Morbidity? Maybe. But we’re more likely to take out a second mortgage to cover physical therapy than we are to go without.
(Bolding mine)
She seems to forget that someone has to be willing to give you a second mortgage and without equity that might be a problem plus you still have to pay that loan back, and without income that might also be a problem. I feel sorry for the guy she is about to marry as she seems to assume that he is going to take care of her, no matter what stupid thing she does. I hope she is hot because she sure isn’t smart.
The road towards cynicism
I am starting to agree with stuff like this:
Republicans, to their credit, tend to prioritize their vision of the national interests over issues of process and ego. Democrats, by contrast, seem to have mostly gotten into politics in order to bolster their own sense of self-righteousness and aren’t especially concerned with whether or not their conduct in office is efficacious.
When I worked at an animal shelter I would have said the same thing about many of my co-workers, good intentions don’t matter unless you act on them.
I wish I wrote this
I wish I could write this good:
Bankers are not the cause of the global economic crisis, according to the president of the Institute for the Works of Religion. Rather, the cause is ordinary people who do not “believe in the future” and have few or no children.
“The true cause of the crisis is the decline in the birth rate,” Ettore Gotti Tedeschi, said in an interview on Vatican Television’s “Octava Dies.”

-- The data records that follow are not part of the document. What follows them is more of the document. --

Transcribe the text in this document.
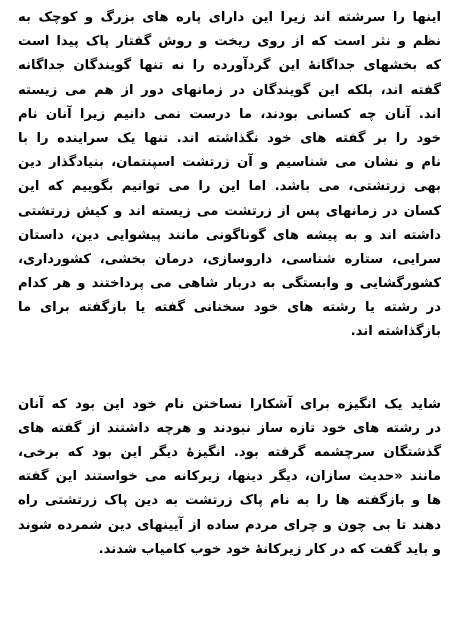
اینها را سرشته اند زیرا این دارای پاره های بزرگ و کوچک به
نظم و نثر است که از روی ریخت و روش گفتار پاک پیدا است
که بخشهای جداگانهٔ این گردآورده را نه تنها گویندگان جداگانه
گفته اند، بلکه این گویندگان در زمانهای دور از هم می زیسته
اند. آنان چه کسانی بودند، ما درست نمی دانیم زیرا آنان نام
خود را بر گفته های خود نگذاشته اند. تنها یک سراینده را با
نام و نشان می شناسیم و آن زرتشت اسپنتمان، بنیادگذار دین
بهی زرتشتی، می باشد. اما این را می توانیم بگوییم که این
کسان در زمانهای پس از زرتشت می زیسته اند و کیش زرتشتی
داشته اند و به پیشه های گوناگونی مانند پیشوایی دین، داستان
سرایی، ستاره شناسی، داروسازی، درمان بخشی، کشورداری،
کشورگشایی و وابستگی به دربار شاهی می پرداختند و هر کدام
در رشته یا رشته های خود سخنانی گفته یا بازگفته برای ما
بازگذاشته اند.
شاید یک انگیزه برای آشکارا نساختن نام خود این بود که آنان
در رشته های خود تازه ساز نبودند و هرچه داشتند از گفته های
گذشتگان سرچشمه گرفته بود. انگیزهٔ دیگر این بود که برخی،
مانند «حدیث سازان، دیگر دینها، زیرکانه می خواستند این گفته
ها و بازگفته ها را به نام پاک زرتشت به دین پاک زرتشتی راه
دهند تا بی چون و چرای مردم ساده از آیینهای دین شمرده شوند
و باید گفت که در کار زیرکانهٔ خود خوب کامیاب شدند.
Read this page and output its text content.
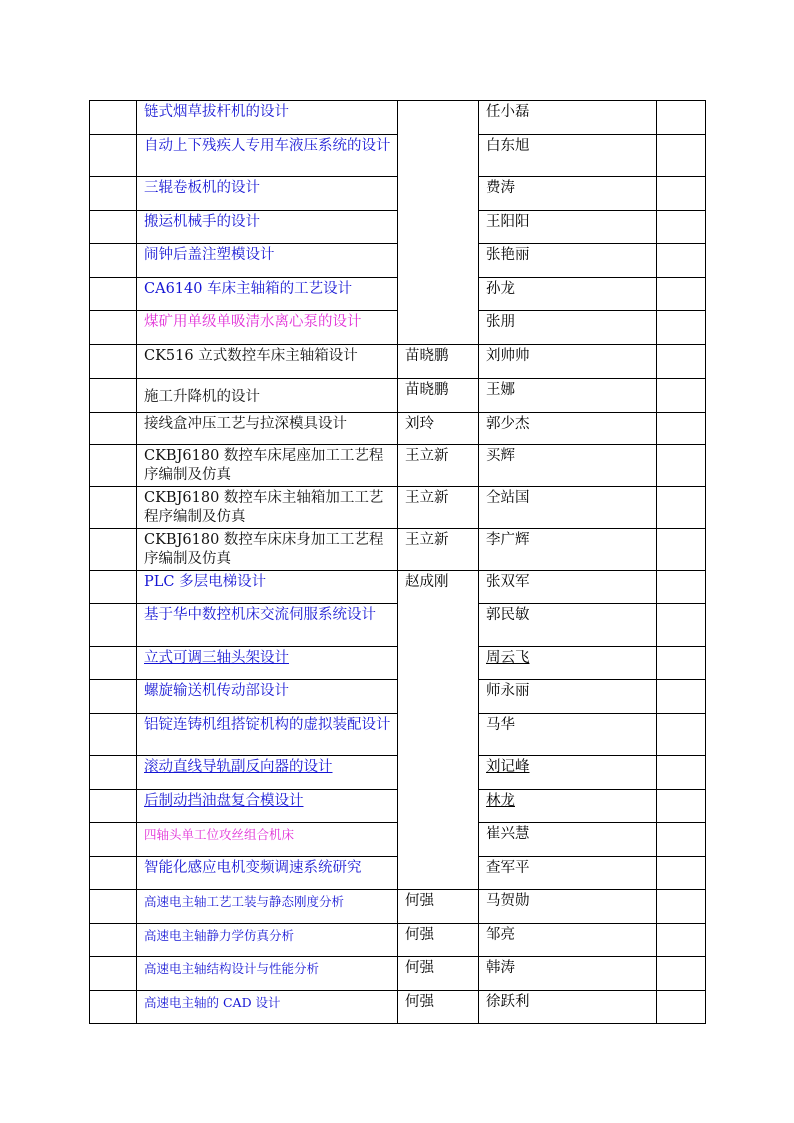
	链式烟草拔杆机的设计		任小磊	
	自动上下残疾人专用车液压系统的设计		白东旭	
	三辊卷板机的设计		费涛	
	搬运机械手的设计		王阳阳	
	闹钟后盖注塑模设计		张艳丽	
	CA6140 车床主轴箱的工艺设计		孙龙	
	煤矿用单级单吸清水离心泵的设计		张朋	
	CK516 立式数控车床主轴箱设计	苗晓鹏	刘帅帅	
	施工升降机的设计	苗晓鹏	王娜	
	接线盒冲压工艺与拉深模具设计	刘玲	郭少杰	
	CKBJ6180 数控车床尾座加工工艺程序编制及仿真	王立新	买辉	
	CKBJ6180 数控车床主轴箱加工工艺程序编制及仿真	王立新	仝站国	
	CKBJ6180 数控车床床身加工工艺程序编制及仿真	王立新	李广辉	
	PLC 多层电梯设计	赵成刚	张双军	
	基于华中数控机床交流伺服系统设计		郭民敏	
	立式可调三轴头架设计		周云飞	
	螺旋输送机传动部设计		师永丽	
	铝锭连铸机组搭锭机构的虚拟装配设计		马华	
	滚动直线导轨副反向器的设计		刘记峰	
	后制动挡油盘复合模设计		林龙	
	四轴头单工位攻丝组合机床		崔兴慧	
	智能化感应电机变频调速系统研究		查军平	
	高速电主轴工艺工装与静态刚度分析	何强	马贺勋	
	高速电主轴静力学仿真分析	何强	邹亮	
	高速电主轴结构设计与性能分析	何强	韩涛	
	高速电主轴的 CAD 设计	何强	徐跃利	
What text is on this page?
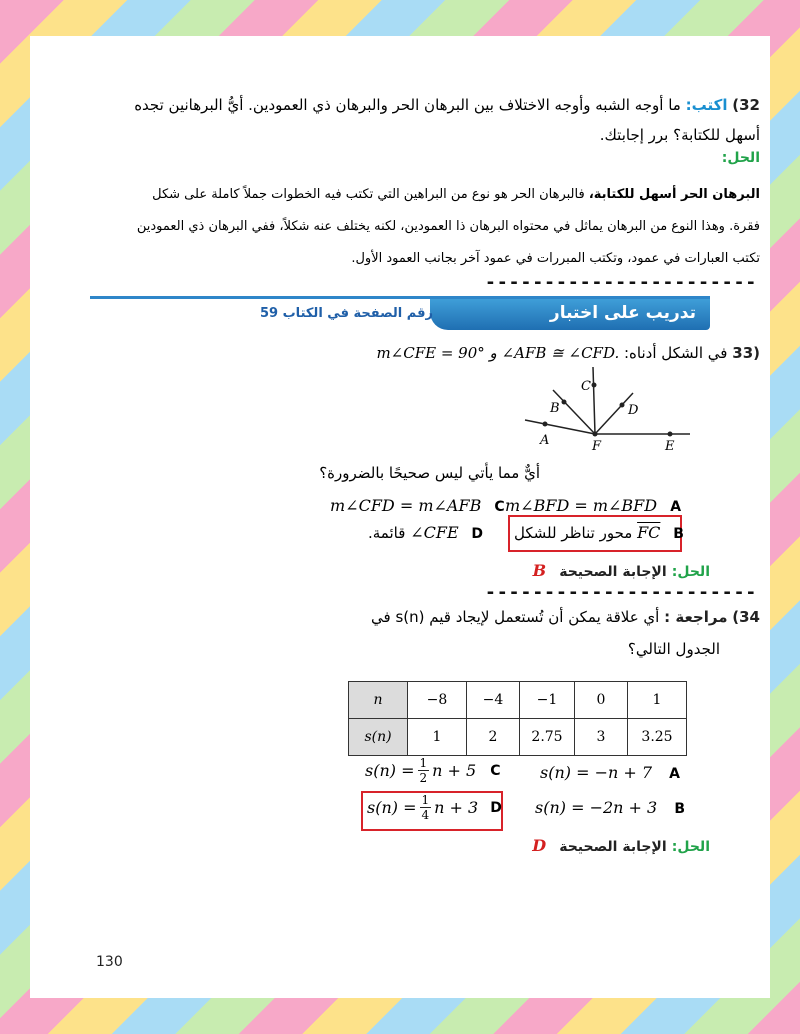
32) اكتب: ما أوجه الشبه وأوجه الاختلاف بين البرهان الحر والبرهان ذي العمودين. أيُّ البرهانين تجده
أسهل للكتابة؟ برر إجابتك.
الحل:
البرهان الحر أسهل للكتابة، فالبرهان الحر هو نوع من البراهين التي تكتب فيه الخطوات جملاً كاملة على شكل
فقرة. وهذا النوع من البرهان يماثل في محتواه البرهان ذا العمودين، لكنه يختلف عنه شكلاً، ففي البرهان ذي العمودين
تكتب العبارات في عمود، وتكتب المبررات في عمود آخر بجانب العمود الأول.
-----------------------
تدريب على اختبار
رقم الصفحة في الكتاب 59
m∠CFE = 90° و ∠AFB ≅ ∠CFD. في الشكل أدناه: 33)
A
B
C
D
E
F
أيٌّ مما يأتي ليس صحيحًا بالضرورة؟
m∠BFD = m∠BFD A
m∠CFD = m∠AFB C
محور تناظر للشكل $\overline{FC}$ B
قائمة. ∠CFE D
B الإجابة الصحيحة الحل:
-----------------------
34) مراجعة : أي علاقة يمكن أن تُستعمل لإيجاد قيم s(n) في
الجدول التالي؟
n	−8	−4	−1	0	1
s(n)	1	2	2.75	3	3.25
s(n) = −n + 7 A
s(n) = −2n + 3 B
$s(n) = \frac{1}{2}$ n + 5 C
$s(n) = \frac{1}{4}$ n + 3 D
D الإجابة الصحيحة الحل:
130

Blah, blah, we’ve heard this song and dance before—the way to improve the economy is drastically expand the number of people using the limited resources of the planet. The reason this will work is because Jesus hates independent women so much that he will reward us for depriving women of the right to birth control with more resources, a la the loaves and fishes story. He’ll also stop heating up the planet slowly if you women stop with the thinking of yourself as human beings who have more than one purpose (baby factory) in life. Oh, you thought global warming was the result of a dramatic increase in greenhouse gases that are released by human beings—which means the more of them to create those gases, the worse it gets—but you were wrong. Global warming is magic punishment for ladies thinking they should get to do things besides pump out babies and pray a lot. Look, god sent us out of Eden because some bitch thought she had a right to know things. And he’ll send the entire planet into flaming global warming hell if women today don’t learn their lesson already. That is, if global warming is real. There’s some confusion on this issue
What I learned from the Super Bowl
Tim Tebow is really creepy:
Given that the Focus on the Family ad which appeared during the Super Bowl was so bland, vague and disconnected to any actual point (except that tackling your mom in an incredibly Oedipal gesture is totally cool)

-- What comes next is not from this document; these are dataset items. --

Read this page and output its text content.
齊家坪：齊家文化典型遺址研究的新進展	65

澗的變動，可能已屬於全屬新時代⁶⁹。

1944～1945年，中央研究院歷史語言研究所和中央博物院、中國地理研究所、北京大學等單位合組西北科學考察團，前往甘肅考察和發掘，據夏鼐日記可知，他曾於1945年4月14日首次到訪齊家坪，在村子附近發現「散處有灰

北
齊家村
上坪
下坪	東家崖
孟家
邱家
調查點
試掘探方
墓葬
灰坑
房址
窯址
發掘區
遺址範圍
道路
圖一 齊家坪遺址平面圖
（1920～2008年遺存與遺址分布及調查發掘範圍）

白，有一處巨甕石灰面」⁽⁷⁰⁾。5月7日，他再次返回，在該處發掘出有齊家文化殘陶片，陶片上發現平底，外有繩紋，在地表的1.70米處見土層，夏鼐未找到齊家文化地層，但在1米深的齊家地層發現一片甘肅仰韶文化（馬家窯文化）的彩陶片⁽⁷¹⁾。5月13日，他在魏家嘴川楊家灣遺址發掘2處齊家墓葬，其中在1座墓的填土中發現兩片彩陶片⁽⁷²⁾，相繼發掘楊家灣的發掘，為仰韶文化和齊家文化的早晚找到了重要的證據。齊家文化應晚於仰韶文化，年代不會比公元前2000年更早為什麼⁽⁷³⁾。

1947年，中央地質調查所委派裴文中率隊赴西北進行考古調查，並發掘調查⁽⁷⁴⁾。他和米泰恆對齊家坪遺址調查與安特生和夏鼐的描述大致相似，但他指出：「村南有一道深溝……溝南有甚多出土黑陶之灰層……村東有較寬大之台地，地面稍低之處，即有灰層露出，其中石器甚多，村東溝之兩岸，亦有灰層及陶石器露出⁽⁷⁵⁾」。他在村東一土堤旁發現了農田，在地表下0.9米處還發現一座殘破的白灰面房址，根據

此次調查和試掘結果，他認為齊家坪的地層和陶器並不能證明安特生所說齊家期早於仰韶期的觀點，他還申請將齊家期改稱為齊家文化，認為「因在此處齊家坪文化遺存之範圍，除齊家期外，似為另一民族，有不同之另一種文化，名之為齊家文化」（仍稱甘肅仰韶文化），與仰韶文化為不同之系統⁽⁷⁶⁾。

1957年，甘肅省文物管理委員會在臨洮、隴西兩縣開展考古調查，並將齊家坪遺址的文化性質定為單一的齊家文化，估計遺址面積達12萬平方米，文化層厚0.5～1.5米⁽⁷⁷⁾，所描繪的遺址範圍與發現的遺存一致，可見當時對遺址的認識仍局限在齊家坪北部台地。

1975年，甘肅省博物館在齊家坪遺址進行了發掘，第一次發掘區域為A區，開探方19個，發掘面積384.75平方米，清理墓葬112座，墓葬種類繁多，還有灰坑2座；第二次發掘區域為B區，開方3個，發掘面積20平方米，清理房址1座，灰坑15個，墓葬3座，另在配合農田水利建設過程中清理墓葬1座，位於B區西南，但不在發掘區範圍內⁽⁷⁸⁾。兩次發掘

And contrary to what many of the anouncers said during the game, New Orleans winning does not make everything all right:
The good news is that the Saints really pulled it out. That was awesome and exhilarating. No, it’s not going to solve New Orleans’ continuing post-Katrina problems, but I think it’s okay to be happy for them. All the shots of people partying in the streets in the Quarter—plus all the jokes about boozing it up, taking it off, and eating Cajun food that dominated the sports news and overall news cycle—probably will end up being good for tourism, which is the sort of thing that will help get them back on their feet.